Atalay Filiz'in yakalanması, Tümgeneral Hasan Hüseyin Demirarslan'ın 2013'te öldürülen TÜBİTAK'ta çalışan oğlu Göktuğ Demirarslan ile Rus sevgilisi Elena Radchikova'nın ailelerinde acı bir sevinç yaşattı. Demirarslan Ailesi'nin avukatı Tezer Türkay Güven, “Yakalanması acı bir sevinç yaşattı denilebilir” dedi. Güven, Filiz'in üzerinde büyük miktarda nakit para ve aktif 14 kredi kartı bulunmasını ise 3 yıldır aranan bir kişinin destek aldığının açık göstergesi olarak yorumladı.

2 BIÇAK, 14 KREDİ KARTI, SAHTE KİMLİK VE BOL PARA

Atalay Filiz'in yanındaki bavullarda ne taşıdığıyla ilgili merak edilenler de açıklığa kavuştu. İçindeki gereksiz şeyleri ağırlık kaygısıyla azaltan Atalay Filiz'in bavullarından ve üzerinden şunlar çıktı:

Kendi adına, eski bir pasaport. Bu pasaportla 23.11.2011'de Endonezya'ya giden Filiz'in yanında kendi adına gerçek kimliği de vardı.

4 adet kendi fotoğrafı olan, başkaları adına düzenlenmiş sahte kimlik, kendi ve değişik vatandaşların fotoğrafları olan 3 sahte ehliyet, farklı isimler adına 14 aktif kredi kartı.

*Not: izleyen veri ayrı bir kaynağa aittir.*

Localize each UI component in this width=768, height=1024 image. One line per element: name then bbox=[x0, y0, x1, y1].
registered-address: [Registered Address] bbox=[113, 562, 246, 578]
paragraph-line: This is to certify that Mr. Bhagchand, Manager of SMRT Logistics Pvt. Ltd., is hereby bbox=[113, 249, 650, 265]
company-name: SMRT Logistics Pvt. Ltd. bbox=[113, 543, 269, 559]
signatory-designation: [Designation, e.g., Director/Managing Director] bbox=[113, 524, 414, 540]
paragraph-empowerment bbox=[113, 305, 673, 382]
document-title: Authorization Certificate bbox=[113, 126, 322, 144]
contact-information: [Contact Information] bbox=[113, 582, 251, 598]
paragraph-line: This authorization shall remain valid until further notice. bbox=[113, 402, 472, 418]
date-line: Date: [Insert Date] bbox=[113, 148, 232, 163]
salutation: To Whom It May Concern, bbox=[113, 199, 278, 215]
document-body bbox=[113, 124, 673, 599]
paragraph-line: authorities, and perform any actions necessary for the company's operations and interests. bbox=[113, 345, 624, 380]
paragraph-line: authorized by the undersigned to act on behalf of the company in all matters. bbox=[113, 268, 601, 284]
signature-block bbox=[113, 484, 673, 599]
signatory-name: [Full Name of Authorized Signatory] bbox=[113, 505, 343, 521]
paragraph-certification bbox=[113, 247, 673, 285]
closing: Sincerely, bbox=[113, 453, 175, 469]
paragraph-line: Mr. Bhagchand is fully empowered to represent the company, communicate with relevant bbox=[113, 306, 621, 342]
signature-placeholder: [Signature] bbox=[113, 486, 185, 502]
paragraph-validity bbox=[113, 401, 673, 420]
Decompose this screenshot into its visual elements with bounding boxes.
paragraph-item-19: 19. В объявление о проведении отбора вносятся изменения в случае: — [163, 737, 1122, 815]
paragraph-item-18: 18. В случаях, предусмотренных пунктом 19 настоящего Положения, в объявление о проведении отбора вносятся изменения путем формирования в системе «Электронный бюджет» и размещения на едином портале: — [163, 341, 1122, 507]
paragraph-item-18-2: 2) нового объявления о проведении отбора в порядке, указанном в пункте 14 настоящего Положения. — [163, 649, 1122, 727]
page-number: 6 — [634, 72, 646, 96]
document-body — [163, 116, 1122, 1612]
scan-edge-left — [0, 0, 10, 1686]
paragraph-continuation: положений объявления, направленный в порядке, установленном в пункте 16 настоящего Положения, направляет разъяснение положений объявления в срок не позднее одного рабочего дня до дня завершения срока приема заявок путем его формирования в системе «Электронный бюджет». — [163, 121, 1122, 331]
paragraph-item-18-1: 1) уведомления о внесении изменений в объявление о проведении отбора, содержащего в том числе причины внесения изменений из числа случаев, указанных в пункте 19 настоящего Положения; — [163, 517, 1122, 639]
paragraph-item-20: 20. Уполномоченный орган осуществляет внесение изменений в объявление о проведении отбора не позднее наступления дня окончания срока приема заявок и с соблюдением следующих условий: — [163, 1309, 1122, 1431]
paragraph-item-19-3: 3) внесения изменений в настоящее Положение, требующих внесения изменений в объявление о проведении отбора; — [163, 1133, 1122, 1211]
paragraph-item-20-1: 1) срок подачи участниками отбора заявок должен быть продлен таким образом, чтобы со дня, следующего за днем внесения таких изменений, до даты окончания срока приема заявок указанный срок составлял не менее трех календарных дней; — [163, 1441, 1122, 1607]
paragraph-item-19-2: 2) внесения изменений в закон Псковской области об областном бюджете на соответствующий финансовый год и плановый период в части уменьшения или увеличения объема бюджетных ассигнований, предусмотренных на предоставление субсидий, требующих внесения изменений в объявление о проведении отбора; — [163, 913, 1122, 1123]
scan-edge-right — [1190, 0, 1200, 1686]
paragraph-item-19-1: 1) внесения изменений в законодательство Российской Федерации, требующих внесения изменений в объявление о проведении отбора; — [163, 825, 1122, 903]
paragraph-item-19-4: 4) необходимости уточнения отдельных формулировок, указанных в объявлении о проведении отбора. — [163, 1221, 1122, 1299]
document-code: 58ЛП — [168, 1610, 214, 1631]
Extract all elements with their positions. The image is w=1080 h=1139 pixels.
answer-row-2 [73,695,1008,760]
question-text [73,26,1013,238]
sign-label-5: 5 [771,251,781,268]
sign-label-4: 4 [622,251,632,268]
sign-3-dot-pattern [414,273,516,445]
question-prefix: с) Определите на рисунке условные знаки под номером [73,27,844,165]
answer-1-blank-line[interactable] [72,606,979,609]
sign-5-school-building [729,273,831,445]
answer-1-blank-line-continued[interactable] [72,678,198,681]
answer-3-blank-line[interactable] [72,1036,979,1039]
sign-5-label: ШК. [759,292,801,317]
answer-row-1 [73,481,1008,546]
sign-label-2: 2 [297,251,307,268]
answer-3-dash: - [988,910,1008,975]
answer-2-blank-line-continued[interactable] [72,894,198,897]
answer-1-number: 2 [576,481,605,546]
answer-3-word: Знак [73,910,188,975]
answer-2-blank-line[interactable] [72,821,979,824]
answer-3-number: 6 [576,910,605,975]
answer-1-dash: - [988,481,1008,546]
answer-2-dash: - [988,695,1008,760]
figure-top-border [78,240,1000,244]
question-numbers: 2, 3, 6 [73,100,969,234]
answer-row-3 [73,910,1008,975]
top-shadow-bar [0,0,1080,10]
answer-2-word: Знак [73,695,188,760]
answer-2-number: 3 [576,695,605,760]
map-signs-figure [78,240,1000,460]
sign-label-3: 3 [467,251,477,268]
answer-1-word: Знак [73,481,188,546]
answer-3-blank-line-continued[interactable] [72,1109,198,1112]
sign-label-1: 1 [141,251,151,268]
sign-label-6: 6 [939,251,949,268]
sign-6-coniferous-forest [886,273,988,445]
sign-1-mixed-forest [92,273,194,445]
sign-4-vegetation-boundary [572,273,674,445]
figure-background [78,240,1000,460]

15 ve 17 santimetrelik 2 av bıçağı, biber gazı.

Nakit olarak 10 bin TL, 3 bin 500 Euro

Bir Fransız vatandaşlık belgesi.

Yaşam malzemeleri.

YAKALATAN ŞOFÖR: OĞLUM TANIDI

Atalay Filiz'in ilk bindiği minibüsün sürücüsü Mustafa Berber, şunları anlattı: “Şaşal Mahallesi'nde ormanlık alandan bir anda önümüze çıktı. Dolmuşu durdurup 5 lira verdi. Para üstü 2 lira verdim. ‘Nereye diye' sordu, Menderes'e gittiğimizi söyledim. İlk etapta ben tanımadım. Ancak oğlum haberlerden tanımış. Menderes ilçe merkezinin biraz dışında dolmuştan indi. Oğlumun tanıması üzerine jandarmaya haber verdim.”

"ÜÇ GÜN ÖNCE İHBAR ETTİM"

Atalay Filiz'in yakalandığı minibüsün sürücüsü Kenan Aka da operasyon anını şöyle aktardı: “Üç gün önce de dolmuşa bindi. Dolmuşu Gümüldür'e gidiyor sandı. Develi köyüne dönünce ‘Ben burada ineceğim' dedi ve indi. Kendisini o zaman da tanıdım, ancak yanımda oturduğu için haber veremedim. O iner inmez jandarmaya ihbar ettim, yakalanamadı.